Democratic US Senators Chuck Schumer and Joe Manchin have agreed to propose scrapping a tax credit plan that favored electric vehicles made in the United States.
Instead, the Senate majority leader and West Virginia moderate are proposing an amendment to Joe Biden’s climate and health bill that would expand appropriations to include all of North America.
To be eligible for the credits, the amendment would also require vehicle batteries to contain a certain percentage of material sourced from US “free trade” partners.
The legislation is still a long way off; It will surely anger Senate Republicans, who will be reluctant to hand Democrats a legislative victory with the midterm elections looming in November.
Manchin is a pivotal vote in the evenly divided Senate, but the bill, expected to reach the Senate floor next week, will still need 60 votes to avoid Republican filibuster tactics.
“I am very pleased to see that our message has been heard and is reflected in the bill,” Kristen Hillman, Canada’s ambassador to the United States, said in a statement.
Canada has been “relentless” in its efforts to convince Congress and the White House to abandon a plan “that discriminates against Canada and fractures the highly successful integration of our auto sector,” Hillman said.
“We have all brought the facts to the table.”
Just two weeks ago, Schumer and Manchin, who is wary of inflation and China, found themselves at an impasse on Biden’s health care and climate spending bill, a scaled-down version of Biden’s ambitious social spending effort. $2 trillion known as Build Back Better.
From Buy American to ‘North American’: Manchin-Schumer agreement modifies #EV tax credits. #US #CDNPoli #EVTaxCredits
Instead, they surprised official Washington on Wednesday night with a $700 billion deal that includes a host of spending measures for climate and energy projects, deficit reduction, prescription drugs and health premiums.
“Investments will be paid for in full by closing tax loopholes for wealthy individuals and corporations,” the senators said in a statement.
“The Inflation Reduction Act of 2022 will make a historic down payment on deficit reduction to fight inflation, invest in domestic energy production and manufacturing, and reduce carbon emissions by about 40 percent by 2030.”

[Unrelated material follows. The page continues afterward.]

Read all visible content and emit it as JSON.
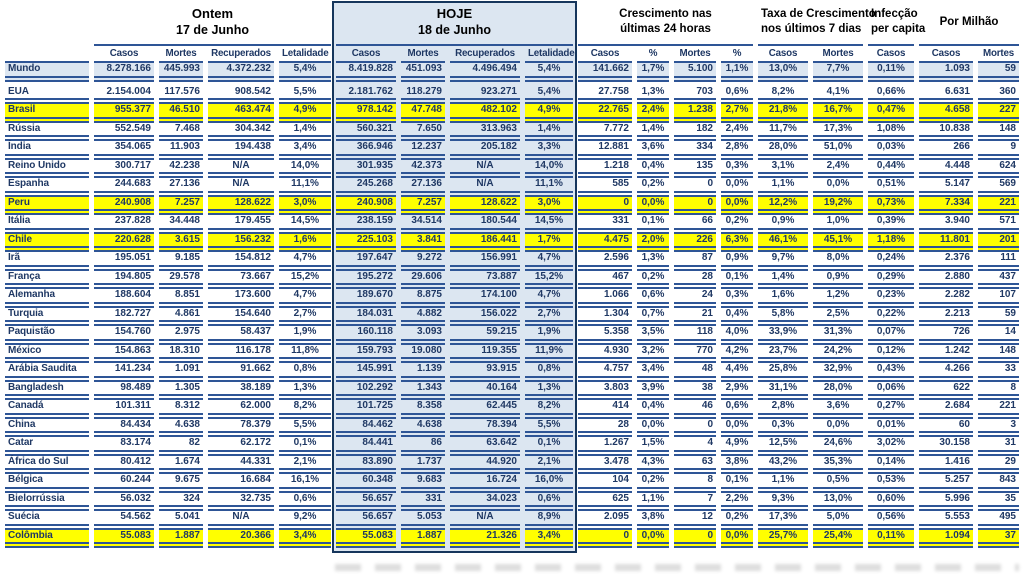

Biden, a self-proclaimed champion of Buy American protectionism and organized labor, originally wanted to save the richest tax incentives for electric vehicles assembled in the US with unionized workers.
Since then, the federal government, the Canadian Embassy and stakeholders from across the Canadian automotive industry have been lobbying against the plan at every turn.
“This is a great example of how to raise critical bilateral issues with Americans and deliver results by focusing on solutions that benefit them,” said Flavio Volpe, president of the Toronto-based Auto Parts Manufacturers Association.
That meant illustrating, over and over again, the interconnected nature of the cross-border auto sector to drive home a simple point: that incentivizing only US-made electric vehicles would be little more than a self-inflicted shot in the foot.
Every automaker made in the United States, not to mention the companies that provide parts, materials, tools and equipment, would have felt the pain, Volpe said, and the United States would suddenly find itself without a vital competitive advantage in the global marketplace.
“When the United States targets Canadian industrial capacity, especially in the production of electric vehicles, lawmakers are hurting their own country’s ability to compete with China.”